[Cryptography] [FORGED] Re: Is ASN.1 still the thing?

Jason Cooper cryptography at lakedaemon.net
Tue Nov 14 10:49:41 EST 2017

Hi Peter,

On Tue, Nov 14, 2017 at 04:42:37AM +0000, Peter Gutmann wrote:
> Jason Cooper <cryptography at lakedaemon.net> writes:
> >[ASN.1]
> >Above and beyond the complexities of parsing it, there's also the difficulty
> >of parsing it on embedded systems.  From my experience, it's extraordinarily
> >difficult to parse as a stream.
> What experience did you have that makes you say that?  My code runs on a ton
> of embedded stuff and there's no problems with parsing it, as a stream or
> otherwise.

>From the perspective of attempting to decode an x509 cert as it streams
in.  We found one attempt at decoding while streaming:



> You can't encode the length of the structure before you know all the
> lengths of its components, and in the streaming mode the components
> lengths may not be easily available.
> In the DER encoding, the length of the message being encoded needs to be
> known in advance. Therefore, der_encode() won't be able to generate the
> proper output.
> However, in the more broad BER encoding, there's a possibility to encode
> a so-called “indefinite length” component size.

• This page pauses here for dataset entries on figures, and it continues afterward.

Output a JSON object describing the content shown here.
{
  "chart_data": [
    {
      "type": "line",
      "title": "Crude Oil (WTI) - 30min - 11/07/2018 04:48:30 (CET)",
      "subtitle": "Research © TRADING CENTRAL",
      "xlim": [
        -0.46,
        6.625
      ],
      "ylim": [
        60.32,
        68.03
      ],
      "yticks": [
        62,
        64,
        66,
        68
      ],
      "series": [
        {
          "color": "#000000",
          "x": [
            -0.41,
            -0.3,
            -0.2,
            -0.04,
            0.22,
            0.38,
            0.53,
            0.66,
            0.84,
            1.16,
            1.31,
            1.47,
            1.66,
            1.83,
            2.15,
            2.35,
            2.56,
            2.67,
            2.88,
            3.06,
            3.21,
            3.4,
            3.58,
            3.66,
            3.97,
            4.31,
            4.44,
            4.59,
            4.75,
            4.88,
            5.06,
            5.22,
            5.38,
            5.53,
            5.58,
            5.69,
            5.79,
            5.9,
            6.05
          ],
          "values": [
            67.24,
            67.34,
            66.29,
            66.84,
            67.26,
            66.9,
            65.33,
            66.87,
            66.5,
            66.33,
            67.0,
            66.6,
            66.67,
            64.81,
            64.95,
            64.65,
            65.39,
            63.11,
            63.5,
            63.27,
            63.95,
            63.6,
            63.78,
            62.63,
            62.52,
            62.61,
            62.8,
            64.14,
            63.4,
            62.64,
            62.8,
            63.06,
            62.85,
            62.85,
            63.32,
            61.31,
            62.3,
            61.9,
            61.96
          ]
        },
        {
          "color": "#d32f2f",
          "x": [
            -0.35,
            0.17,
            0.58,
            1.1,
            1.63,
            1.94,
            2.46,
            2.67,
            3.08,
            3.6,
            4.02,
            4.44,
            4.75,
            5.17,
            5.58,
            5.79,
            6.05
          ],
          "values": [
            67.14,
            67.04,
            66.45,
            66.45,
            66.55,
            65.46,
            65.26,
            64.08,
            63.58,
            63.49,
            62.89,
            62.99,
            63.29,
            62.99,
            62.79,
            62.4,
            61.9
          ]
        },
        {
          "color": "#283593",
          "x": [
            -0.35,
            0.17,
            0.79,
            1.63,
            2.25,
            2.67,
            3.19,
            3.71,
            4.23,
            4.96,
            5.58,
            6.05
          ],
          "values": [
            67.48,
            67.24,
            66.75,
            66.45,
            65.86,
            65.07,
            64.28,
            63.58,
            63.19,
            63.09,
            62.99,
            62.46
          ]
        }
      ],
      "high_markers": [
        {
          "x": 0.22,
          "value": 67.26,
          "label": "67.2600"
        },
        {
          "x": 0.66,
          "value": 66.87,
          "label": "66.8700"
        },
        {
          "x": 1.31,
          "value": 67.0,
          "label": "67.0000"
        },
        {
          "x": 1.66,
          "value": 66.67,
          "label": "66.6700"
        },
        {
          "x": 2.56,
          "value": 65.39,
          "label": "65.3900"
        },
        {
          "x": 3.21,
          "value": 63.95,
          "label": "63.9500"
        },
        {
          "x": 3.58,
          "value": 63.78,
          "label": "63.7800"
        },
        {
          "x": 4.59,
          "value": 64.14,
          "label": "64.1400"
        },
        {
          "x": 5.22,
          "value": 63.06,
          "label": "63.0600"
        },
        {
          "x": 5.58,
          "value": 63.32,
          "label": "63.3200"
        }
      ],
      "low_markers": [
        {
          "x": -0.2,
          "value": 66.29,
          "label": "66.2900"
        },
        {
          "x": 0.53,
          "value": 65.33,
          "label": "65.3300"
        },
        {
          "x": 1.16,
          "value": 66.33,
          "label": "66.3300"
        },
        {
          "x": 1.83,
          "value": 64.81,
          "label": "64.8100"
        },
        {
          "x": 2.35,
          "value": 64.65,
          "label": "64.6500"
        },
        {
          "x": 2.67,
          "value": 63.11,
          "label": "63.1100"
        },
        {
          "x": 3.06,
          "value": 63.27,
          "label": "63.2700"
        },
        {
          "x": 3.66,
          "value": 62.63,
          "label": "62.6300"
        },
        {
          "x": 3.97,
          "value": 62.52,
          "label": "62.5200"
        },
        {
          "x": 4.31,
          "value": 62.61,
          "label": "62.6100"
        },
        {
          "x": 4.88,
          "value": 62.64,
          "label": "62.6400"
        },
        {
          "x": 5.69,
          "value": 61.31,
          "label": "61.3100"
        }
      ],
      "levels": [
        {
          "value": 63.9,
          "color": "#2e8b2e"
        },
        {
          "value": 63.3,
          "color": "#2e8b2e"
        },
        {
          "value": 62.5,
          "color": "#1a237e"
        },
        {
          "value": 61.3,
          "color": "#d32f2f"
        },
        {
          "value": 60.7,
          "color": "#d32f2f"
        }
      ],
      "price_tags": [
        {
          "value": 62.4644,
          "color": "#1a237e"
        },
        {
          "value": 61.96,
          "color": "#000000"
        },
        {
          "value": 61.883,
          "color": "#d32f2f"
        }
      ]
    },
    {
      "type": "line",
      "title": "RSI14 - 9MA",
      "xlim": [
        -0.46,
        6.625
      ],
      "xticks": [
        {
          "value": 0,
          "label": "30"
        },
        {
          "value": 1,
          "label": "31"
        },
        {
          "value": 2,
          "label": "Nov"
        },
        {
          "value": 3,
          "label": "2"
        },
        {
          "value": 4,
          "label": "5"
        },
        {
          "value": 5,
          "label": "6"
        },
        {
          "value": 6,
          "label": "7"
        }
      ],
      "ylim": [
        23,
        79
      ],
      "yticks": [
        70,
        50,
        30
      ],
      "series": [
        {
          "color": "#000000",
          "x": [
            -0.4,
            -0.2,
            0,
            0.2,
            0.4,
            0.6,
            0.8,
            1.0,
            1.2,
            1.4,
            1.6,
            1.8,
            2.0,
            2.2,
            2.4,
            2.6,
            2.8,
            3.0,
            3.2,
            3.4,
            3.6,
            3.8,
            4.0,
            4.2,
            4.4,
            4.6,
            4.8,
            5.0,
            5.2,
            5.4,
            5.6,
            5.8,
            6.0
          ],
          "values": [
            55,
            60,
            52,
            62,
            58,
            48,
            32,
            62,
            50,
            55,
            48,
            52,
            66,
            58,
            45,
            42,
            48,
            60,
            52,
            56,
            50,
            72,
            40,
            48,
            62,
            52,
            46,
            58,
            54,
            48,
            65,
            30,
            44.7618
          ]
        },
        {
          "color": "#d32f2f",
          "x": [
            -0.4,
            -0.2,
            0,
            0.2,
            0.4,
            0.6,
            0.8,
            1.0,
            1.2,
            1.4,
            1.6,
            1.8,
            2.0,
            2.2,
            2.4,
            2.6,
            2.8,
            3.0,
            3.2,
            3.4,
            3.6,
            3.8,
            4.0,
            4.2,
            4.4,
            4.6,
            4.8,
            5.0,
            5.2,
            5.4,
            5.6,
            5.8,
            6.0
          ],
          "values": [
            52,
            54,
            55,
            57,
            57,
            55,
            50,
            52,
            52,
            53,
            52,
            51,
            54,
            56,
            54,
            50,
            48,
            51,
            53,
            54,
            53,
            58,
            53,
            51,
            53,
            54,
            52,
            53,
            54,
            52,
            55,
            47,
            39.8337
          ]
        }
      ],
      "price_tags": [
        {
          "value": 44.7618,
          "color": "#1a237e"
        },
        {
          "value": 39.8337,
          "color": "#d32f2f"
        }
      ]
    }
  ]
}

Unlike the
> Tag-Length-Value component encoding when its length is available, the
> “indefinite length” in BER acts as an opening brace in a programming
> language: you have to terminate the encoding after all the components of
> the structure are encoded. The termination is done using two consecutive
> zero-data octets.
> Essentially what is it all about is that you encode the components of a
> particular ASN.1 structure yourself, using DER encoding, but wrap it all
> up with a framing of “indefinite length”.

So, in blunt terms, a "hack".

Thanks to Howard, we now have a second example, liblber which has a long
history, plenty of use, and is open source.  So we'll see how that

But the fact is, DER was never intended for stream parsing/encoding.